Points were totaled each week, and the developer with the highest number of points at the end of the week got special mention during weekly updates, like a leaderboard. When the team's total points added up to a given amount, we would have an ice cream party; then later, when even more points accumulated, a pool party. Most exciting of all, we set up an auction to take place at our last party when each developer could bid his or her points to win various prizes bought from Think Geek. These prizes varied from game-themed breath mints to a Darth Vader lightsaber umbrella. The developer with the highest number of points also won a mystery prize (which turned out to be a fairly inexpensive replica sword from Amazon).
Benefits of Gamification
Remarkable changes can occur after implementing game systems to enliven game studios. Teams show up to meetings. They arrive on time, or early. Developers actually check their email and - better yet - respond! They stay on top of communicating with their leads, and in general, they work beyond just doing their assignments and checking out.

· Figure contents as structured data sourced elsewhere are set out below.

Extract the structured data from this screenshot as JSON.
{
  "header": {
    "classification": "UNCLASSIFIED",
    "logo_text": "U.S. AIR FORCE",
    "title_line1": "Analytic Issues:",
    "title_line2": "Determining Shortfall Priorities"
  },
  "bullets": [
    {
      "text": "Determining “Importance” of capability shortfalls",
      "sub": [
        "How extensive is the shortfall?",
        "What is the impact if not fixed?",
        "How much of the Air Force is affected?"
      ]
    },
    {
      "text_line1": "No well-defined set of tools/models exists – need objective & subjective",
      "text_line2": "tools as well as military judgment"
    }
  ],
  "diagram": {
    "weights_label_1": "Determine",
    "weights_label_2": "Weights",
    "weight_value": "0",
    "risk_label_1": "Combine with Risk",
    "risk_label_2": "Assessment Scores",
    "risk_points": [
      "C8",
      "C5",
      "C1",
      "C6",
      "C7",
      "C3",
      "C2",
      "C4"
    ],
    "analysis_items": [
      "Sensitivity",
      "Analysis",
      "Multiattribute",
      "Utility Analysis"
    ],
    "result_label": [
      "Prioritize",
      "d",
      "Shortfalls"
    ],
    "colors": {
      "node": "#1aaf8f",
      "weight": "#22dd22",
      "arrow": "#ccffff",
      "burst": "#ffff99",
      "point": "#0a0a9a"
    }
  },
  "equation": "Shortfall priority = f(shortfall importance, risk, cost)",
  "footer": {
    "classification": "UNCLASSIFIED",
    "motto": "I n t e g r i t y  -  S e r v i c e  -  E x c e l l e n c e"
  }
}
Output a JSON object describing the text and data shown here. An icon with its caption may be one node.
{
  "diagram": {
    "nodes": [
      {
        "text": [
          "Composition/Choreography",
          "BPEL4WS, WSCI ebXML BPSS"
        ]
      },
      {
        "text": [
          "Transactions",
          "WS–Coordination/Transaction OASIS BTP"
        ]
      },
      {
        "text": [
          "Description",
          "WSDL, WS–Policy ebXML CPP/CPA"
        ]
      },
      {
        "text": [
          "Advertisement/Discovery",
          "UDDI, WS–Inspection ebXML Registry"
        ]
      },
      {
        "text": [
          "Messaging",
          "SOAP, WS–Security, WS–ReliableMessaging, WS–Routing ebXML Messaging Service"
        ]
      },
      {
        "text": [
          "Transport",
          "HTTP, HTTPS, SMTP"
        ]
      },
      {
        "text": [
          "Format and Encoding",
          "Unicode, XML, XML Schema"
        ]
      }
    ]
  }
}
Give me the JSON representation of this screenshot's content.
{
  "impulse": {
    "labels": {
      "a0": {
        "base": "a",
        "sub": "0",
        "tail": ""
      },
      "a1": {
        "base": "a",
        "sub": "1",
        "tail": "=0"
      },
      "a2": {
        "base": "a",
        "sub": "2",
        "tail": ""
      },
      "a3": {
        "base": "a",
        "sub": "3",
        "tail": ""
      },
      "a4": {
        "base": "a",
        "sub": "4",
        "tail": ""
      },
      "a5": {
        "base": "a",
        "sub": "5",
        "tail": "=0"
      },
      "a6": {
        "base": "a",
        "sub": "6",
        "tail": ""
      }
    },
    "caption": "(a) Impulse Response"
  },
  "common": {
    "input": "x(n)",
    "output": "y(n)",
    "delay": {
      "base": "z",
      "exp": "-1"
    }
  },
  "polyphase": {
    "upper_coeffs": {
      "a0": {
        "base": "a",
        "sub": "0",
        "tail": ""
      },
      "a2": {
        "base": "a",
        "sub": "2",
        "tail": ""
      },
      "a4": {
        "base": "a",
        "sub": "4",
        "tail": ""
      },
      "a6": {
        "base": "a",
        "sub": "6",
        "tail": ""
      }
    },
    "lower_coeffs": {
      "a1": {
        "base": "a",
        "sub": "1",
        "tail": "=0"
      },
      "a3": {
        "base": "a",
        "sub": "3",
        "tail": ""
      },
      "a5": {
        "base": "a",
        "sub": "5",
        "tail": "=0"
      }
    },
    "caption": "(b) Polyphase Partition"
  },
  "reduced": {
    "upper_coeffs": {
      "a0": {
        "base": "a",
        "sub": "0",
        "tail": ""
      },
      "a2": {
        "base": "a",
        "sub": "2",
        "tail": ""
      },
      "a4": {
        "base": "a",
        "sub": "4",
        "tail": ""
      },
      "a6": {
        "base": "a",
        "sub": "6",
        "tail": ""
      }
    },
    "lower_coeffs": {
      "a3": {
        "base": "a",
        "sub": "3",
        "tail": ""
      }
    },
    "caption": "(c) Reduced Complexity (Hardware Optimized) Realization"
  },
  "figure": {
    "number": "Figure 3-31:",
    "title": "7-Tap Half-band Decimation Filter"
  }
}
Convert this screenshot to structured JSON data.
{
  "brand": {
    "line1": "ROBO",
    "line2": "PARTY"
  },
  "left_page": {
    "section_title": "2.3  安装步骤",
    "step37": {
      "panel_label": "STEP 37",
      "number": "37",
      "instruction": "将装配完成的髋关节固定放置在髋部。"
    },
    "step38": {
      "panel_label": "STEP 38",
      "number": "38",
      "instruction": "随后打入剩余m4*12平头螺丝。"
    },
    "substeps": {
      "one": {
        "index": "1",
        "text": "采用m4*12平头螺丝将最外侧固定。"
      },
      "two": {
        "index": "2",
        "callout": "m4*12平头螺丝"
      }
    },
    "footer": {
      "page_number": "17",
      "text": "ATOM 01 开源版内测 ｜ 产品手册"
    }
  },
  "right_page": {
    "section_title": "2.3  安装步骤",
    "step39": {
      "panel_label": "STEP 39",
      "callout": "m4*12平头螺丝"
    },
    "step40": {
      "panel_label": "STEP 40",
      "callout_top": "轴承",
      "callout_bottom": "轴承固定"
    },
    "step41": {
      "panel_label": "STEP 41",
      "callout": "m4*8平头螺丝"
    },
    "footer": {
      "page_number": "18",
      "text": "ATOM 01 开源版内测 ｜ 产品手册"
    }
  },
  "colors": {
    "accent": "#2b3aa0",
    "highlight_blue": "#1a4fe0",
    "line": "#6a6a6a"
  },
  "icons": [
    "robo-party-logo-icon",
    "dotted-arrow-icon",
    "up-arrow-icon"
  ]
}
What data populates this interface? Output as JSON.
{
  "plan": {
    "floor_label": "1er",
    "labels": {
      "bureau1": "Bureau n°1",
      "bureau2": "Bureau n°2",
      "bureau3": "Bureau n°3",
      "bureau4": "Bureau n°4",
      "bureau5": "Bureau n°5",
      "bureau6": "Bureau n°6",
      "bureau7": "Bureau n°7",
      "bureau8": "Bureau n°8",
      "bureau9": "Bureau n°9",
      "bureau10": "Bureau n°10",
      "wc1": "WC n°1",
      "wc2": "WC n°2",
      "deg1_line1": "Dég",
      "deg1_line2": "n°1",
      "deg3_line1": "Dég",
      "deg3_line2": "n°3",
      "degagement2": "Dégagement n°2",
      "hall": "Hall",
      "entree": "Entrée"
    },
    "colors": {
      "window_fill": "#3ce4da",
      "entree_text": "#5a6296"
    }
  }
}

Beyond improving work ethics, game systems such as points and achievements have a more subtle benefit. Here is one more thing to be excited about, despite the inevitable frustrations with varying aspects of the project's progress. Games foster light-hearted competition. And even more simply, they serve as an ongoing topic of conversation at meetings and parties, helping team members who haven't met while working in separate disciplines get to know each other and actually feel like a team.
The Final Verdict
In each of the previously mentioned cases, a common phenomenon occurred: the game system worked. The teams enjoyed it. It was fun.
Not only is gamification fun for the team, it is fun for team leads and others participating in the system. Gamification of the working environments of the games industry can be a simple yet lasting way to motivate a team and also to say: "Thanks for all your hard work, guys," while letting developers feel as though they've gotten due recognition for their given quest line.